Grades are indicators of understanding NOT knowledge.
It may be argued that the only purpose of our grades is to satisfy universities and indicate our levels of comprehension; this can create looming mindsets that many students can have about their G.P.A or their grades in general. For example, when someone gets a low mark on a math test or project they may conclude that those who scored higher must naturally have a greater understanding of mathematics; this is not the case at all, as even pupils who have achieved a higher grade point average still have room for development.
However in the absence of grading, we would have no idea of our strengths and areas of improvement in a certain subject area. Take a real-world example—performance reviews are a commonplace in many real-world occupations, including office-based ones, and are focused on how well and effectively an individual is carrying out the duties of their job; without them, it's impossible for workers to know where they can improve their service and where they need to focus their efforts to advance in their careers.
Problem solving in math and in social circles.
Problem-solving skills are one of many things that children learn throughout their school years; hence they are constantly expected to make quick decisions in a wide range of academic and especially social settings. The initial steps in problem-solving strategies often taught are to name issues and generate potential solutions to friendships or turning in an assignment on time. As a result, students adapt more creative and innovative approaches to challenges; which is one of the many benefits of rewarding this practice. Another reward is that people can foster a frame of mind that aids them in problem-solving during times of stress and uncertainty in the workplace.
This article began with a question and it’s also how it will end. Students are encouraged to consistently challenge what they are being taught, even after they have mastered the topic. Even when generating ideas for a science project or applying the finishing touches to a work of art, critical thinking is essential to the advancement of learning. This prepares students to become independent thinkers, who will pursue careers in which they can contribute their ideas. Therefore, we are encouraged to challenge everything that is taught.
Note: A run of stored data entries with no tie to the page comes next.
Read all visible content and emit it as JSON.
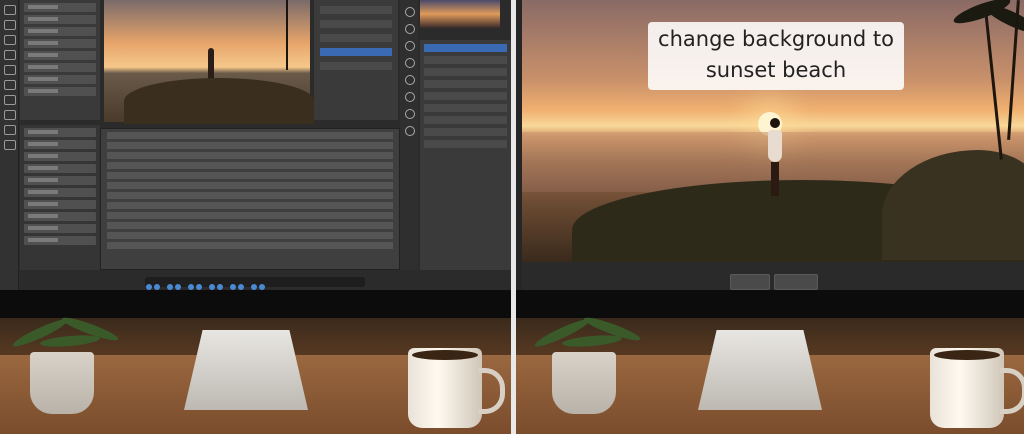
{
  "caption": {
    "text": "change background to sunset beach"
  },
  "editor": {
    "buttons": [
      "",
      ""
    ]
  },
  "icons": {
    "tools": [
      "move-icon",
      "marquee-icon",
      "lasso-icon",
      "wand-icon",
      "crop-icon",
      "brush-icon",
      "eraser-icon",
      "type-icon",
      "hand-icon",
      "zoom-icon"
    ],
    "panel": [
      "history-icon",
      "brush-settings-icon",
      "properties-icon",
      "adjustments-icon",
      "layers-icon",
      "channels-icon"
    ]
  }
}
Three of the many life skills we acquire in school were covered in detail. While many may still dispute the utility of what is being taught in classrooms, there is no denying the importance of education. It goes without saying that it would be difficult to do so without the ability to successfully question a system, or to be an independent thinker, and solve issues with a specific objective in mind. The goal of this article was to highlight a few of the many topics that are taught to us in school but frequently overlooked because they play such a significant but simple role in our actual lives.